Cannot write mmap'ed buffer content to disk using O_DIRECT flag
iMineLink opened this issue ยท 10 comments
Hello, I'm using this driver on Petalinux 2022.2 on a Xilinx RFSoC to receive data from the PL via DMA and dump it to SSD.
Recently, I'm switching to a zerocopy implementation of the software, where the O_DIRECT flag is used to write to SSD the data in the mmap'ed buffer (after manual cache synchronization).
The usage of the O_DIRECT flag causes the write to return the "Bad address" error, whereas not using the O_DIRECT flag allows the write to succesfully execute.
The number of bytes written in each write is a multiple of the page size (4096), and also I checked that the address of the buffer is indeed aligned to the page size.
Do you know what could be causing the "Bad address" error in the write when using the O_DIRECT flag and what could be done to fix it?
I can avoid using the O_DIRECT flag but indeed it moves me further from a zerocopy implementation of the data dumper.
Thanks a lot for your great effort in writing this driver,
Best Regards
Thanks for the issue.
The Direct I/O mechanism using the O_DIRECT flag is only valid for filesystems such as ext4 or brtfs.
u-dma-buf is not a filesystem and does not support Direct I/O.
Thanks for your reply and explanation.
I wanted to give some clarifications on my issue.

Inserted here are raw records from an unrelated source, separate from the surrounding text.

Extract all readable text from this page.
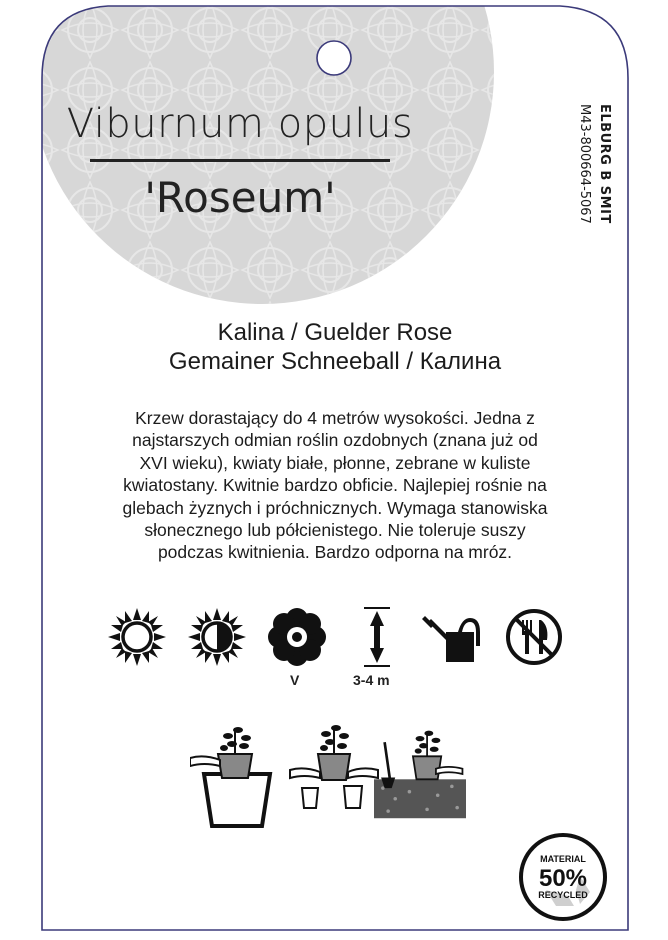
Viburnum opulus

'Roseum'	ELBURG B SMIT
M43-800664-5067
Kalina / Guelder Rose
Gemainer Schneeball / Калина
Krzew dorastający do 4 metrów wysokości. Jedna z
najstarszych odmian roślin ozdobnych (znana już od
XVI wieku), kwiaty białe, płonne, zebrane w kuliste
kwiatostany. Kwitnie bardzo obficie. Najlepiej rośnie na
glebach żyznych i próchnicznych. Wymaga stanowiska
słonecznego lub półcienistego. Nie toleruje suszy
podczas kwitnienia. Bardzo odporna na mróz.
V	3-4 m
MATERIAL
50%
RECYCLED
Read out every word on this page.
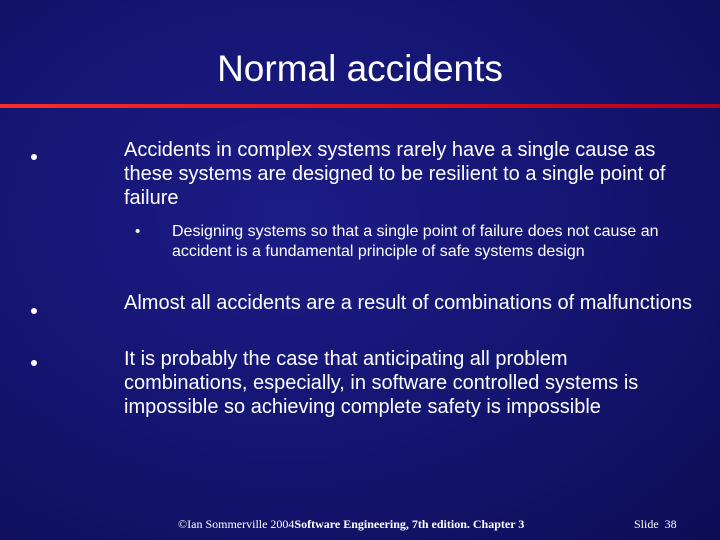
Normal accidents
Accidents in complex systems rarely have a single cause as these systems are designed to be resilient to a single point of failure
• Designing systems so that a single point of failure does not cause an accident is a fundamental principle of safe systems design
Almost all accidents are a result of combinations of malfunctions
It is probably the case that anticipating all problem combinations, especially, in software controlled systems is impossible so achieving complete safety is impossible
©Ian Sommerville 2004Software Engineering, 7th edition. Chapter 3	Slide 38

The destination of the write is indeed a file on an Ext4 filesystem, while the source of the write is the u-dma-buf mmap'ed buffer. This causes the "Bad address" error.
If I first memcpy the data from the u-dma-buf buffer to a local page-aligned buffer and then use the new buffer as write source, the error goes away. The error goes away also if I only remove the O_DIRECT flag while using u-dma-buffer as source for the write.
Is this issue still related to u-dma-buf not supporting direct I/O? If so, do you foresee how could I contribute in adding such feature?
Thanks again,
Regards
There are severe restrictions on the memory addresses that can be specified for Direct I/O with O_DIRECT, and these restrictions are a black box within the Linux Kernel that is difficult to understand.
Sorry, I do not understand this.
There is a similar thread on the Xilinx forum, for example, but no one can answer it.
I'm sorry I couldn't be of any help.
Again, thank you very much, the restrictions are really hard to understand and part of a black box, as you said! If I will ever find anything useful, I'll let you know. Maybe we can leave this issue open for a while for others to contribute if they encounter the same problem?
Yes. I agree with your suggestion to leave this issue open and wait for someone else to resolve it.
I just wanted to post this answer which I found on Stack Overflow and seems to be related to this issue: https://stackoverflow.com/a/73032605/2627697
The suggestion there seems to be to avoid setting the VM_IO and VM_PFNMAP flags to the vma, but I'm not really aware of what could be the downsides of this, or if it is at all a legal solution in this case.